Of the $8bn, the IMF and other multilateral institutions want to limit their contribution to about a third. But that presupposes a willingness by the "Paris Club" of rich creditor countries to find the rest. Although recognising the need for action, they say they cannot put up as much as the IMF wants.

Complicating matters further, the G7 is also split on the call by Kenneth Clarke, the Chancellor, for the Fund to sell off a small portion of its $40bn (pounds 26bn) gold stock to raise the money. While Britain and the US back the idea, Germany, France and Japan are opposed. Such a step would weaken the Fund's financial base and "send the wrong signal," Germany's Finance Minister, Theo Waigel, repeated this weekend.

The wrangling has dismayed relief agencies, which argue that the plight of the poorest countries has long since reached calamity proportions. But yesterday G7 officials seemed confident the outline of a deal can be readied at the annual G7 summit in Lyons in summer, so that a final package can be approved at the Fund's annual meeting here in October.

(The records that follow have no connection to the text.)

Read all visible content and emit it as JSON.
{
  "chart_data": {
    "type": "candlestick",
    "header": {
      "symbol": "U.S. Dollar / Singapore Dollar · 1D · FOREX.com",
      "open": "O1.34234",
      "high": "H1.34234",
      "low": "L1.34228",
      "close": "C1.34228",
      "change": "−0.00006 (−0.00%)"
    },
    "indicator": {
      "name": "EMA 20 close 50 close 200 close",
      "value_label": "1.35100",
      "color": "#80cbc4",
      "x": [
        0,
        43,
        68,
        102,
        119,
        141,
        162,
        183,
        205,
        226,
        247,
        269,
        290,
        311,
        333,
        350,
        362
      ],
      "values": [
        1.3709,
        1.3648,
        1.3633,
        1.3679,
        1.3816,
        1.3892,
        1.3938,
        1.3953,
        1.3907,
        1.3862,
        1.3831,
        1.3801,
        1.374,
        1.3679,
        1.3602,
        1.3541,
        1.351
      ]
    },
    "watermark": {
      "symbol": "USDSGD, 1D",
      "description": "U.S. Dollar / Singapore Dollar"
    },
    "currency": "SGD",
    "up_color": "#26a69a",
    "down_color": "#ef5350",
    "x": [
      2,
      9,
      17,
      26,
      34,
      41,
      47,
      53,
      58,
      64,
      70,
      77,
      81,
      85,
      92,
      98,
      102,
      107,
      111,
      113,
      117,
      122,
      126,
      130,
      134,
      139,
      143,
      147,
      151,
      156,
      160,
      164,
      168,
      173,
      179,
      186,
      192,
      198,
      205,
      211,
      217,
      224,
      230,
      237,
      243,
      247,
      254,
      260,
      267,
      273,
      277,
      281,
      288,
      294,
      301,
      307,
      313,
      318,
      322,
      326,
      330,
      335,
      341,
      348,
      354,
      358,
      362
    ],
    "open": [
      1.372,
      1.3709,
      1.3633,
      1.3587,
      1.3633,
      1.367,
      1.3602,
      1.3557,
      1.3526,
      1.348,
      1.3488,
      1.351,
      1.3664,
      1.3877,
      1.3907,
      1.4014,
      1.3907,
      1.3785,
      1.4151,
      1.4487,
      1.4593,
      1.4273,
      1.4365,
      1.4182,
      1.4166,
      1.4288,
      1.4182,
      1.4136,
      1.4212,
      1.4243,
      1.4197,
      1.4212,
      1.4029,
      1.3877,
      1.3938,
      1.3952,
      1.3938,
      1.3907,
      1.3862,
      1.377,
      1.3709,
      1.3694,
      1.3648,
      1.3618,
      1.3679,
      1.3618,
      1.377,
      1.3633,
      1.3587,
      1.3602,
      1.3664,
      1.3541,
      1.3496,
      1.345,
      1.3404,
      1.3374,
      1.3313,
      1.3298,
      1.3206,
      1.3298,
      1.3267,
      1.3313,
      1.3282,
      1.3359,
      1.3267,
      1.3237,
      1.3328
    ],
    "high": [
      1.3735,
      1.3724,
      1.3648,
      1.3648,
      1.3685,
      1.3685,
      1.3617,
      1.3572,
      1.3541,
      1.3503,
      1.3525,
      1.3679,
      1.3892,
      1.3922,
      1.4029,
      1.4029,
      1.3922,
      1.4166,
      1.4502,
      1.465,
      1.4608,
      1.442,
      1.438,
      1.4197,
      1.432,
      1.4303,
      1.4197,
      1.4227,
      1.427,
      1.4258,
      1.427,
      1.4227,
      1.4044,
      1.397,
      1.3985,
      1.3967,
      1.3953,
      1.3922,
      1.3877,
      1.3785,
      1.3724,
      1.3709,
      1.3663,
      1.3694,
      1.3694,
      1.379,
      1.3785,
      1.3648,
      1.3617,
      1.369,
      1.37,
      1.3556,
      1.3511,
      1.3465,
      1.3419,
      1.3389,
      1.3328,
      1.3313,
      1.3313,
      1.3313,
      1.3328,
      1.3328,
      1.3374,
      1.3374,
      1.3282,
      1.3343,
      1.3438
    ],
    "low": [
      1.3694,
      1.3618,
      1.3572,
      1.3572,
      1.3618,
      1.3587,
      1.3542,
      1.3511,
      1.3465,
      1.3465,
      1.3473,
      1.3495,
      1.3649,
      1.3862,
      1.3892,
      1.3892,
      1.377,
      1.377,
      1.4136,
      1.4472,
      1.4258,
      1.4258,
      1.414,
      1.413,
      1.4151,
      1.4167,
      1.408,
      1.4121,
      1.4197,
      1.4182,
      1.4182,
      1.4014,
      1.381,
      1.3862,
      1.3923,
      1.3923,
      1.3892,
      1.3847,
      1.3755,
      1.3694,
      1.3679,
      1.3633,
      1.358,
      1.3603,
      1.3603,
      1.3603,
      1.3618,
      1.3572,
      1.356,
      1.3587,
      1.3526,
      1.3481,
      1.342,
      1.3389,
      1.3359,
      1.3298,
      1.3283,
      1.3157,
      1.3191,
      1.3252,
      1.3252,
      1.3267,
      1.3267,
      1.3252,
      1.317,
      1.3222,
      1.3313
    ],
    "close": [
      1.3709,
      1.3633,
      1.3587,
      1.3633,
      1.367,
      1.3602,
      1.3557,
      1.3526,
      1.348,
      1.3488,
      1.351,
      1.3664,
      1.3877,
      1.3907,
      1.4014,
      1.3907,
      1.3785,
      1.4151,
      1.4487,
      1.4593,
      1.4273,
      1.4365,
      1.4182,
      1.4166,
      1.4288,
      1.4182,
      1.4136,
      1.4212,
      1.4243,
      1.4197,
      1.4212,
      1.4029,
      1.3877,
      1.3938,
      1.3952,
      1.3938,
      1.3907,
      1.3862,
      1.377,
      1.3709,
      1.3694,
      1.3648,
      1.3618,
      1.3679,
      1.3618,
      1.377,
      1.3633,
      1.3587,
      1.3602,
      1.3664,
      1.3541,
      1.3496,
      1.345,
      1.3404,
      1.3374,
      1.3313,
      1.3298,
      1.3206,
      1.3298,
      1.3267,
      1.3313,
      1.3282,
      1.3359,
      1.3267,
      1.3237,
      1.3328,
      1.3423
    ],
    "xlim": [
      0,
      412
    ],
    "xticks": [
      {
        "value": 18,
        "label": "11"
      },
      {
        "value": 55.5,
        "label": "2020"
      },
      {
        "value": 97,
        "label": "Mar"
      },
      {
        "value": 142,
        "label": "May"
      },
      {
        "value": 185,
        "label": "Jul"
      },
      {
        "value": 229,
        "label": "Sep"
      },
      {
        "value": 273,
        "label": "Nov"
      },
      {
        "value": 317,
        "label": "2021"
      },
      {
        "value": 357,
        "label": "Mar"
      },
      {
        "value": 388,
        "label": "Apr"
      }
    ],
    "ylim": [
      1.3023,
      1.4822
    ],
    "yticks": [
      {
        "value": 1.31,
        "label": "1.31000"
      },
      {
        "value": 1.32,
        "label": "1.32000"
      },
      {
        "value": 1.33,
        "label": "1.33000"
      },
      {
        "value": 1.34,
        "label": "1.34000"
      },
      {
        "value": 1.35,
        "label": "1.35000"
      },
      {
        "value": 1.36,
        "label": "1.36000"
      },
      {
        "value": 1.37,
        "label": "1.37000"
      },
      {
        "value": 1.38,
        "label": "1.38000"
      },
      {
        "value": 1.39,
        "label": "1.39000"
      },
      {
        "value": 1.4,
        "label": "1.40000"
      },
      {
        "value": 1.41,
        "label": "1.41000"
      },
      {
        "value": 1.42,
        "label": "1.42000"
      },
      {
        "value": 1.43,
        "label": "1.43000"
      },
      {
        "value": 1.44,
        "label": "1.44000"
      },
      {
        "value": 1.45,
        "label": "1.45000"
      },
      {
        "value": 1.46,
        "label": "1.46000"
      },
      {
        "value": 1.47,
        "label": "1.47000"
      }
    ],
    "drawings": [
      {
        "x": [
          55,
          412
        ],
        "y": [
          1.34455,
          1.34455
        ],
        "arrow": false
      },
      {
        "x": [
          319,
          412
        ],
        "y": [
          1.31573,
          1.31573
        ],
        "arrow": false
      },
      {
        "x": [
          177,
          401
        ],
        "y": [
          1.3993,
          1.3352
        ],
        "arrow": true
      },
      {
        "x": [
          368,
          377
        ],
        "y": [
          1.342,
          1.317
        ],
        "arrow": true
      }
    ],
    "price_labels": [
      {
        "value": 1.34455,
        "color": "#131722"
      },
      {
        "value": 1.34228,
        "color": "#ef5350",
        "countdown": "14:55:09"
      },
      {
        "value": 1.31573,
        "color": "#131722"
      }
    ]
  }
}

Despite some differences over the recent strengthening of the dollar, all is relatively calm on the currency front. The Clinton administration does not want to see the US currency advance much further, for fear of weakening exports. But some European countries, anxious to boost their own foreign markets to help revive their domestic economies, would welcome a depreciation of their currencies against the dollar.